Of all the adjectives attached to Ella Fitzgerald’s quintessential ballads, reticence is not among them. But what fascinates me about Fitzgerald was her ability on some numbers to be the vocal measure of swinging beauty and, simultaneously, emotionally distant. When singing about romance in decline, Ella’s allure is the almost aloof elegance of her style. But when singing about love in ascension, the light-headed feeling of overwhelming desire, Fitzgerald is both joyous and regal. You can hear these elements on her cover of Cream’s “Sunshine of Your Love.”
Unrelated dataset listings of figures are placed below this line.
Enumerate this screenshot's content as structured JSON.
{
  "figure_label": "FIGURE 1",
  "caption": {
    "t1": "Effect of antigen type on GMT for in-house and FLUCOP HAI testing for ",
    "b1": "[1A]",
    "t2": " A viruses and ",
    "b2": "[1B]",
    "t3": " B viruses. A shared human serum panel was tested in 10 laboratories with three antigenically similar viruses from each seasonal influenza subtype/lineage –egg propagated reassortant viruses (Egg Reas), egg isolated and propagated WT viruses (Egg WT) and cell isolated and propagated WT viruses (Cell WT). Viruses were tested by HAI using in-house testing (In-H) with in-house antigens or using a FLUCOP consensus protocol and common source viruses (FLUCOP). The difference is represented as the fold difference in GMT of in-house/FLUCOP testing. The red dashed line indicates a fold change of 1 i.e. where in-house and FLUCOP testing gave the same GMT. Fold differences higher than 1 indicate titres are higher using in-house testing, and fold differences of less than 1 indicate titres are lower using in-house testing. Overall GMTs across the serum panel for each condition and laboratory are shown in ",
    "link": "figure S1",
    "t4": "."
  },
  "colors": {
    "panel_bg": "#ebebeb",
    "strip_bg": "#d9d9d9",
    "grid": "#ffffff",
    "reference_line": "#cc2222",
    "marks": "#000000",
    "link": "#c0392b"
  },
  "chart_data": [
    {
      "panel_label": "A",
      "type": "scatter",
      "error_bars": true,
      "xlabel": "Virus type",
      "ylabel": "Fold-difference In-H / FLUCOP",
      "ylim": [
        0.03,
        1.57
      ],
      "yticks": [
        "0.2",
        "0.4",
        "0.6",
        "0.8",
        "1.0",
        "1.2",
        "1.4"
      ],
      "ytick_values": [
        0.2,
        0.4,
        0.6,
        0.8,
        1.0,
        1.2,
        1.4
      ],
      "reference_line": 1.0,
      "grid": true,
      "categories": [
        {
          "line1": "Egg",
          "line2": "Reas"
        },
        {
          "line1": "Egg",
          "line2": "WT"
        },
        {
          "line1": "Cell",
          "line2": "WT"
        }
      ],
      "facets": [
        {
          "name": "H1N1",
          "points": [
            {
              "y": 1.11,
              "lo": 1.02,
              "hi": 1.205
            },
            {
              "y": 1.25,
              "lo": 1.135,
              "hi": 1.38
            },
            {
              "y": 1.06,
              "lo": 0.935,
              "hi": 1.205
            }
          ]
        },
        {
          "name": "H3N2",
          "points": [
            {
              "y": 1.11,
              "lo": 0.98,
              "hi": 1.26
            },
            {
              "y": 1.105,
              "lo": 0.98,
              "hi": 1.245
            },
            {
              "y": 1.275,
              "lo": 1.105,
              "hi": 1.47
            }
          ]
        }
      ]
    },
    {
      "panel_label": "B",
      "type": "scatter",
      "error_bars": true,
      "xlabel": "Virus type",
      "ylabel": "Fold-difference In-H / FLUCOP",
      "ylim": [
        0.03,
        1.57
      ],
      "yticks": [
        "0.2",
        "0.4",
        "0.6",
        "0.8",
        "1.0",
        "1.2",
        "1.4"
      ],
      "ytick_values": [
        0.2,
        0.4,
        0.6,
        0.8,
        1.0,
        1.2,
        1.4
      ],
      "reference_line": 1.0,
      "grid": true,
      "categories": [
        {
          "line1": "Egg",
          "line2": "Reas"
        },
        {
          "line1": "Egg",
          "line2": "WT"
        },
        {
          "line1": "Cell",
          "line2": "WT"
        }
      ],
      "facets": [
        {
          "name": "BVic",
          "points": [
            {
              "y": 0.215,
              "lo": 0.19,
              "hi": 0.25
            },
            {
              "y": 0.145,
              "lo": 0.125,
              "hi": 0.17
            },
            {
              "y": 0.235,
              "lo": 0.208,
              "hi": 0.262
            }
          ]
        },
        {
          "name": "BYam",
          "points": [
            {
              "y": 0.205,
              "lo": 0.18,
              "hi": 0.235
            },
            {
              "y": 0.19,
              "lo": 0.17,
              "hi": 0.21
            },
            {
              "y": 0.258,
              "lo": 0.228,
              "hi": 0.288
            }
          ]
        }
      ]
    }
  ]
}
In the late 1960s, trying to stay on the pop charts, many jazz vocalists recorded rock songs. Fitzgerald’s “Sunshine of Your Love,” cut in 1968, was an attempt to answer the challenge of keeping a fifty-one-year-old, black, female jazz singer relevant at a cultural moment when the likes of the Rolling Stones, the Four Tops, the Beatles, the Supremes, the Beach Boys, Aretha Franklin, and Cream were dominating the charts and squeezing high-quality jazz and pop singers like Frank Sinatra, Sarah Vaughan, and Andy Williams off the scene.
On Cream’s classic Disraeli Gears, “Sunshine of Your Love” is the crossroads, a song that prophesizes the sound of 1970s rock while detailing in miniature the powerful influence of the blues and postwar jazz on popular music. Like so many ’60s British rock bands, Cream’s sound was built on the foundational pillars of electrified Chicago blues. And though Ginger Baker has been lauded for his jazz-influenced drumming, it’s Eric Clapton who’s always improvised with true jazz imagination. Listen closely: Slow Hand builds his precise, articulate, beboppish solo on “Sunshine of Your Love” from a slick quotation of “Blue Moon,” slicing the line with smooth Sonny Rollins–like “in the cut” timing.
When Ella Fitzgerald recorded “Sunshine of Your Love,” she couldn’t exactly return the improvisational favor to rock & roll. Instead, she had to remake herself into a scat-singing rock-music earth mother. The band blows the Clapton riff as if it were a James Bond movie theme: shaken, vodka-tipsy, but swaggering and ebullient. You can hear Fitzgerald searching for the edge in the lyric, that place where she can mine whatever is urgent or sexy or essentially bluesy about the song. When she wails over the second chorus of the song, she’s merely straining to be hip. But then a magical thing happens in the bridge—the band, which seems bored, begins its own wailing, answering Ella’s. As she vamps the lyric, whooping and screeching, Tommy Flanagan’s trilling piano fills behind her, and she suddenly seems to be directing the band, charging them to loosen up, to romp, to play with joy.
Sitting in the bar on Ludlow and Rivington with my former girlfriend, I wanted to start humming lines from the ballad “What’s New”: “What’s new?/ How is the world treating you?” But then she said, “You look the same,” and we spent the next hours laughing, exchanging family news, reminiscing. We drank until closing time, moments before dawn took over the city, and stumbled to the wobbly downtown train to Brooklyn and the sleepy-slow uptown run to Harlem. Parting at the subway stop, I couldn’t help recalling our last painful separation at the D.C. Metro in Foggy Bottom, or those even older times in Charlottesville and Bloomington, when, longing to stay together, we had to let go. Watching her descend the steps to the platform, I wanted to call out, say something corny but romantic, like “I’ll always be lost in a fog without you.” But I stopped myself from that. She turned with a smile, waving goodbye one more time, and I stood again, for a moment, in the sunshine of her love.